Well, would you look at that. Against all odds, we have yet another post about the Red Sox bullpen. You are probably more tired of reading about this unit than I am of talking about it, but well, it’s the most interesting part of the roster right now. We all know there are legitimate potential issues with this group. Granted, there are certainly some around the Red Sox who have a tendency to overplay any issue with the organization, and maybe some of the concern with the group is overblown. Plus, this front office has earned the benefit of the doubt with roster building after last year’s unprecedented success. All of that said, it’s hard to make an argument that things are perfectly fine. It’s certainly not impossible for things to go well, but a lot needs to go right if they are to reach that point.
If you are looking for optimism here, the best source might be the simple fact that the Red Sox have a plenty of options through which they can churn as they try to find the best seven-man group in relief. It’s almost certainly not an ideal way to build a bullpen, but we’ve seen enough out-of-nowhere success stories around the league that it’s not without merit to try this approach. Essentially, the Red Sox are hoping that if they throw enough at the wall, something has to stick. With that strategy, though, comes a very important question that I’m fascinated to watch play out. How long do you give the guys on the active roster before you pull the plug and move on to the next option? And, after that, in what order do you try to the other arms?

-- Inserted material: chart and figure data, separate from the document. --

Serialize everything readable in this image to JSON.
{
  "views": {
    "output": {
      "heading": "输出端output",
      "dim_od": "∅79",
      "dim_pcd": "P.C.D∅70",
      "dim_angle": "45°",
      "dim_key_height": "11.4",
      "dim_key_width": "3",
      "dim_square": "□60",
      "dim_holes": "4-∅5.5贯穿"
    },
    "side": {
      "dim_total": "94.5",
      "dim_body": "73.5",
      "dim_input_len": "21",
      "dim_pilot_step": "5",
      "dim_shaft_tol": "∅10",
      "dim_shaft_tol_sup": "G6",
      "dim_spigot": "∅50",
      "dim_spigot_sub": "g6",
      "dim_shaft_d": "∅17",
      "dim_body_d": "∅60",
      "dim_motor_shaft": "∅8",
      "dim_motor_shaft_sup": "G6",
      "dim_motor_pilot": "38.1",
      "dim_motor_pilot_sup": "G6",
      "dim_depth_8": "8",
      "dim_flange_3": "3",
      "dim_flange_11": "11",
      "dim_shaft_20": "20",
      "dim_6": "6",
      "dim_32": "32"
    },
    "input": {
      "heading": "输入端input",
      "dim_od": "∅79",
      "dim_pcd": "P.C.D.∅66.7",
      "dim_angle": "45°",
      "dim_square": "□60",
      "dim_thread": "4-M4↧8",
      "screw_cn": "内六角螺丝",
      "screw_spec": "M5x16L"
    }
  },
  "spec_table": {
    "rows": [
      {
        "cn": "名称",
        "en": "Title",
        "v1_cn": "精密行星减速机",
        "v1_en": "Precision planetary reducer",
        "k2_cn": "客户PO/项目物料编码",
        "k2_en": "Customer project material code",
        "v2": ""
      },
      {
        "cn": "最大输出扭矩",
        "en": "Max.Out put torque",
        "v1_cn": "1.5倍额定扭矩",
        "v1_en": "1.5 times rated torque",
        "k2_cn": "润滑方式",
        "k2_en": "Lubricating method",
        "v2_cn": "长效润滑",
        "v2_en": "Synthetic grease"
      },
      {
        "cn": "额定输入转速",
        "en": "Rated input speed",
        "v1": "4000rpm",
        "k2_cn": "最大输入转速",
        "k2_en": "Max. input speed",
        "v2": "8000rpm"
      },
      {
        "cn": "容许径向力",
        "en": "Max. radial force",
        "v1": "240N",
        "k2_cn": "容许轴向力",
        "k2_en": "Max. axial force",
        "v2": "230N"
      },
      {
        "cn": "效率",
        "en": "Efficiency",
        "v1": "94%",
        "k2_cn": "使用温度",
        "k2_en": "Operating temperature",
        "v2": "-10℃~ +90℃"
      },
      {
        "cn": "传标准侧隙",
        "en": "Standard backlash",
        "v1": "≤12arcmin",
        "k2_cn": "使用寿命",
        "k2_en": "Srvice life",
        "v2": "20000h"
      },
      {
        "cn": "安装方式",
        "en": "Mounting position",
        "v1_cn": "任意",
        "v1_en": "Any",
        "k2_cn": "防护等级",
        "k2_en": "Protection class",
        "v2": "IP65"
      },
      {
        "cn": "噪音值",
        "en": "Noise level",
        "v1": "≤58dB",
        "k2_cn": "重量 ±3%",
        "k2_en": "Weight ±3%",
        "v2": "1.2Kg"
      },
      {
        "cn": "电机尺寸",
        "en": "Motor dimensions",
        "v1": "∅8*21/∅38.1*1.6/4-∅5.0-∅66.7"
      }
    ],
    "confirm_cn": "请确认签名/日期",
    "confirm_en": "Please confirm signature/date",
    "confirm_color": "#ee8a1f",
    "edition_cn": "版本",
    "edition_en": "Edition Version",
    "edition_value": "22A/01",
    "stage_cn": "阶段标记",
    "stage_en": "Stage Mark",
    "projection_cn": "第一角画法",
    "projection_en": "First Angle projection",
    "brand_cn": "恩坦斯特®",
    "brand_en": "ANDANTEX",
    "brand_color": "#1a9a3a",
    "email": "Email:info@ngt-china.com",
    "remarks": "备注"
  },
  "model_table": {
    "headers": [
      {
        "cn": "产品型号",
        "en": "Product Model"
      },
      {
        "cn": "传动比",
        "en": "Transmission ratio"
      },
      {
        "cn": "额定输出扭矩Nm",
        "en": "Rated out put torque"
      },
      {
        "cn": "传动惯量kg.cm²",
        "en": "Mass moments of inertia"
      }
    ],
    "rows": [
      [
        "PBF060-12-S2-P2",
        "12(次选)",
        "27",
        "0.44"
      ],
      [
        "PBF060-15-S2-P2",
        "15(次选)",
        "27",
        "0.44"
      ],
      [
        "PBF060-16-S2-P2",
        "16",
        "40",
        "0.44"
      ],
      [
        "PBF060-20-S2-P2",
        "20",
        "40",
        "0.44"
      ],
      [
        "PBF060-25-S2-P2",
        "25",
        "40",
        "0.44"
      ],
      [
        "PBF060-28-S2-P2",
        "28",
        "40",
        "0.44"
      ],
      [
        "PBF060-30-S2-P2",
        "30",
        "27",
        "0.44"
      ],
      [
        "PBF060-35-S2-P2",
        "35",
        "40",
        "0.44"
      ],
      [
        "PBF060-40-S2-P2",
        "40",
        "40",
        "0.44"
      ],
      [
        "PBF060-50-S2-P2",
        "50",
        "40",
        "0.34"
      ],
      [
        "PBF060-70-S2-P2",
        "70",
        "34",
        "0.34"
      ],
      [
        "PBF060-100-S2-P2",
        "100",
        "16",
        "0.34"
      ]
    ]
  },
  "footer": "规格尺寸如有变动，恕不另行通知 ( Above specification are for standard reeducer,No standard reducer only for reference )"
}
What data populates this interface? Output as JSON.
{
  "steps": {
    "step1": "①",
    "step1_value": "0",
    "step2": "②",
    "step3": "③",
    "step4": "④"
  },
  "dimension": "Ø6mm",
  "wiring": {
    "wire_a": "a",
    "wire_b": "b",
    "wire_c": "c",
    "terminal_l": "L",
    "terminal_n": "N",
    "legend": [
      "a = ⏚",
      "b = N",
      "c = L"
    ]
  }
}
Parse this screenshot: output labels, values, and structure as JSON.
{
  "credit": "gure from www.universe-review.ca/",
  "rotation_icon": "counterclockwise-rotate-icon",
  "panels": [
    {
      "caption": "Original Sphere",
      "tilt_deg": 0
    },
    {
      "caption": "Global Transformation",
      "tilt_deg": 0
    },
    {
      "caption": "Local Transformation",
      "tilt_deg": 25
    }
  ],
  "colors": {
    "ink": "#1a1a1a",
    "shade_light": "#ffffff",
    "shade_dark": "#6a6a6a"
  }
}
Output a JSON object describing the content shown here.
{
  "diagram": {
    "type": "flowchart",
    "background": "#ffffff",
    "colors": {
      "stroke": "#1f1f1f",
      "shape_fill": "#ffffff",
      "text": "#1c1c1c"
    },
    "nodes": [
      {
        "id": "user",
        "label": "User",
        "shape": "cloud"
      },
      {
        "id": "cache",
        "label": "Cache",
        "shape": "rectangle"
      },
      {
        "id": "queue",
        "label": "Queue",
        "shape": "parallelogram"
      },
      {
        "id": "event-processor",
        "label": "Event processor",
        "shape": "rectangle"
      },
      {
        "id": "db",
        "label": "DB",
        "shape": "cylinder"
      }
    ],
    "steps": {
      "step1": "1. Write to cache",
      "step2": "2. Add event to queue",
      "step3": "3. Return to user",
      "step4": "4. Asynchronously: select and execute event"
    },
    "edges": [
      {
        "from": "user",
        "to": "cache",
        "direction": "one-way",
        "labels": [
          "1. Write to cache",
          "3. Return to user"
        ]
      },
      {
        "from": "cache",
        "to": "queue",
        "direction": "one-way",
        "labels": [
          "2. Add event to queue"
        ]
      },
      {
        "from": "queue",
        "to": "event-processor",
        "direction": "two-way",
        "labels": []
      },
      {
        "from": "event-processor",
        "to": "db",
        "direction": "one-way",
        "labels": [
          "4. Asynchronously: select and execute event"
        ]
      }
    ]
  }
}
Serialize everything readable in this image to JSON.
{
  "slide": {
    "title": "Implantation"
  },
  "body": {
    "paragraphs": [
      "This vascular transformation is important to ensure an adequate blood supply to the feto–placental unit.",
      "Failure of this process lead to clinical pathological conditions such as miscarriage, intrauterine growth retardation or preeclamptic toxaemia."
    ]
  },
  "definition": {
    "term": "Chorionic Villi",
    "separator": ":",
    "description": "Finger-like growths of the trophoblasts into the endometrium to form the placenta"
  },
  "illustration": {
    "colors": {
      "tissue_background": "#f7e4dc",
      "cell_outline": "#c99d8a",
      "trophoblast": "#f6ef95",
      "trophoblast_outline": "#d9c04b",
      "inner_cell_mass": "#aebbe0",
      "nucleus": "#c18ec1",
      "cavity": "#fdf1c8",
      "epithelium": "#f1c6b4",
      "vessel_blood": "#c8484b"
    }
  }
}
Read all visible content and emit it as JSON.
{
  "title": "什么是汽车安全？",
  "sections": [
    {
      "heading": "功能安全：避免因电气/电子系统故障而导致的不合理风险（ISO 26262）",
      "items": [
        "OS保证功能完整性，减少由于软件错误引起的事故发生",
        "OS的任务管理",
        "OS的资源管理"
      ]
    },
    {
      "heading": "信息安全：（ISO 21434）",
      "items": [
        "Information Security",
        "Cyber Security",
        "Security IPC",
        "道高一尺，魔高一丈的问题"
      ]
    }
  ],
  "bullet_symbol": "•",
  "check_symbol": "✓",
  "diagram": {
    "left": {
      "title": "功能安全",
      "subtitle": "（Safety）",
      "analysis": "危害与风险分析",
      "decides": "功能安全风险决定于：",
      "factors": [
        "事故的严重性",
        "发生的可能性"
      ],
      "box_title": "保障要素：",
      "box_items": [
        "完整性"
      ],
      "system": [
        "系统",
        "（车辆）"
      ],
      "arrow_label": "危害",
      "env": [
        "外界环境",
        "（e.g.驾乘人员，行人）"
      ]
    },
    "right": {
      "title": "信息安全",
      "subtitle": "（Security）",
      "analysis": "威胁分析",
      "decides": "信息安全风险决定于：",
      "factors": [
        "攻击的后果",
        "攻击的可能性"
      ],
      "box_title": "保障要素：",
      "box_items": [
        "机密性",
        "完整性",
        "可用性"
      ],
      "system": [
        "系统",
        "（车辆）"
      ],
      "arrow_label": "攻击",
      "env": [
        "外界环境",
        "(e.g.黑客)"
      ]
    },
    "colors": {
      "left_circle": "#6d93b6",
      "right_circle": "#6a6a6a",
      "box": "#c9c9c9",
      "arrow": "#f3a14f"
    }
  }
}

For as many questions as the Red Sox have, barring injury I think we have a good idea of who is going to be in the Opening Day bullpen. Matt Barnes and Ryan Brasier (again, assuming health) are givens. Then, there is the group of Tyler Thornburg, Heath Hembree, Brandon Workman and Brian Johnson, all of whom are without minor-league options. The Red Sox have always favored hoarding depth in any roster crunch situation, which means they have the inside track at an Opening Day spot. At this point, I’d be surprised if they don’t make it. So, assuming that really is the case, how long will they get if they don’t start the season on the right foot? And in what order will they run out chances?
Obviously, these questions are nearly impossible to answer definitively at this point. There isn’t and shouldn’t be any sort of set-in-stone plan on March 13. The extent of any possible struggles from these guys will alter the timeline, as will the performance of the team as a whole. If the team is struggling, they will be more likely to make aggressive chances, whereas if they are rolling they will be more likely to give a longer leash. All of that said, looking at things in as neutral a context as possible, I would say that by the end of April they will have to be seriously evaluating what they have and in the case of poor performance start to seriously considering the next man up.
More interesting to me than that aspect is the order of any possible changes. Again, context will obviously be important here and if one guy is struggling significantly worse than the others he will certainly be first on the chopping block regardless of how things were planned out in March. That said, a more broad way of looking at things is what kind of leash each player will be given.
For me, I think Thornburg would and should get the shortest leash from the out-of-options crew. It’s true that he probably has the highest upside and he definitely has the best season by far of anyone here under his belt. That said, it’s been three years since he’s shown anything, and his spring isn’t showing anything close to encouraging results. It’s always hard to admit to a mistake with a trade like the one that brought Thornburg to Boston, but that shouldn’t hold them back from making a tough call in 2019. After him, I’d go with Workman before Hembree, though that is very close. The latter has held down more important roles more recently than the former, but he also has a lower floor. Brian Johnson is last year mostly because the team’s rotation depth isn’t as crowded as the depth in the bullpen. With Wright suspended — and he wasn’t going to start even before that — Johnson will probably need to be a complete disaster to lose his roster spot.
Obviously, all of this is just preliminary speculation and it’s a topic that will surely be revisited numerous times before any real decisions are made. A lot is going to change before any cuts are made from this group, but the overarching principal is one that should be remembered all year. The Red Sox opted to go with a quantity-over-quality approach with the bullpen for 2019. To make the most of that, they need to be willing to get the depth options like Colten Brewer, Travis Lakins, Bobby Poyner and later Darwinzon Hernández and Durbin Feltman, their chances. That means being aggressive and making tough decisions earlier than they’ve been accustomed to in the past.